To write what would be the strategy to achieve the vision and policy of sovereignty would be far more complex, take far longer and involve far broader consultation than the strategy to achieve border control and to stop illegal maritime arrivals ever did. To be comprehensive, it would need to cover at least defence, the cybersphere, manufacturing, diplomacy, energy and fuels, society, finances, education, borders, intelligence, food, infrastructure and, probably the most difficult of all, government structures.

This is what other countries would call a National Security Strategy.

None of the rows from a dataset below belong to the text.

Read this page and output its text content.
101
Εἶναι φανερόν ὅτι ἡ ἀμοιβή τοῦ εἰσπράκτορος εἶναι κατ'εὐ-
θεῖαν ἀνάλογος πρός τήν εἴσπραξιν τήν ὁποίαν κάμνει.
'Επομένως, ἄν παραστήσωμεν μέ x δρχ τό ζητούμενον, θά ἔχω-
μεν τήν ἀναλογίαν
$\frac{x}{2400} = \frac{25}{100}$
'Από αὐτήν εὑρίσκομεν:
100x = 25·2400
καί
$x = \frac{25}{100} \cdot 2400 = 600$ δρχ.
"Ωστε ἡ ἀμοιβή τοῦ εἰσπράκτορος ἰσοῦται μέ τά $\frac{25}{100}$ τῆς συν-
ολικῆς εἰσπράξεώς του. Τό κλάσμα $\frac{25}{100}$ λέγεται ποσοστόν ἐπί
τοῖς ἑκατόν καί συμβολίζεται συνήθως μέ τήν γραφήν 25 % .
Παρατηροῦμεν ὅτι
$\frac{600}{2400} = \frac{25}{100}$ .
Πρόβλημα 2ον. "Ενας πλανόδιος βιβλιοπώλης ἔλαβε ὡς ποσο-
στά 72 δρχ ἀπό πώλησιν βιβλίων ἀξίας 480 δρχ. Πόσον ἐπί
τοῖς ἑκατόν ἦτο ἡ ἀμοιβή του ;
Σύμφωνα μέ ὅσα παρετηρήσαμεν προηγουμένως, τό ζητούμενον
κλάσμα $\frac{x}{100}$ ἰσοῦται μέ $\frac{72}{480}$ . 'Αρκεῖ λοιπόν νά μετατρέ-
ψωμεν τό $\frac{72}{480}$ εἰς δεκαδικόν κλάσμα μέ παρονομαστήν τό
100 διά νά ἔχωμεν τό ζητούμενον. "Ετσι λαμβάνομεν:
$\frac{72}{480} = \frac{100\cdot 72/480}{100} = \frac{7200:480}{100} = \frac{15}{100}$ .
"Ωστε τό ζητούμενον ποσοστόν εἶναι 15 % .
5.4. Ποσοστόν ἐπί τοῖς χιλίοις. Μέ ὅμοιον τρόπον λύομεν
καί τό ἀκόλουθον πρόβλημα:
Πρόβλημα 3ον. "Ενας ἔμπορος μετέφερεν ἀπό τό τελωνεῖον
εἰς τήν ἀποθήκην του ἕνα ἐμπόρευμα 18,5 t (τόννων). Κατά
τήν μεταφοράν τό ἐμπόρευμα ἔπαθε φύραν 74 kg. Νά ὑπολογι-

If in fact we have an emerging vision, actual or inferred, based on sovereignty and self-reliance in our current circumstances that addresses both Covid-19 and our strategic environment, do we have a mechanism within our current government structures to create the comprehensive strategy to achieve our vision?

We’re very successfully using the cabinet and committee system of government plus ministers and special taskforces, and of course high standards of individual leadership, to handle Covid and other challenges, such as cyber threats. The next challenge related to national security in the period after Covid is likely to involve a step-change in magnitude, and may require the type of government mechanisms that other countries have found useful.

Of the two most serious issues facing Australia, Covid is the most immediate, but managing our strategic environment is likely to be the most demanding. A vision based on sovereignty and self-reliance will address both challenges in the medium to long term. A vision may exist now, inferred or implied, and there seems to be an acceptance within society that change is necessary. Setting up the mechanism to achieve that medium- to long-term change towards self-reliance and sovereignty as we come out of Covid will be a critical step that government should consider now to shape both how we recover from the pandemic and how we face the strategic environment.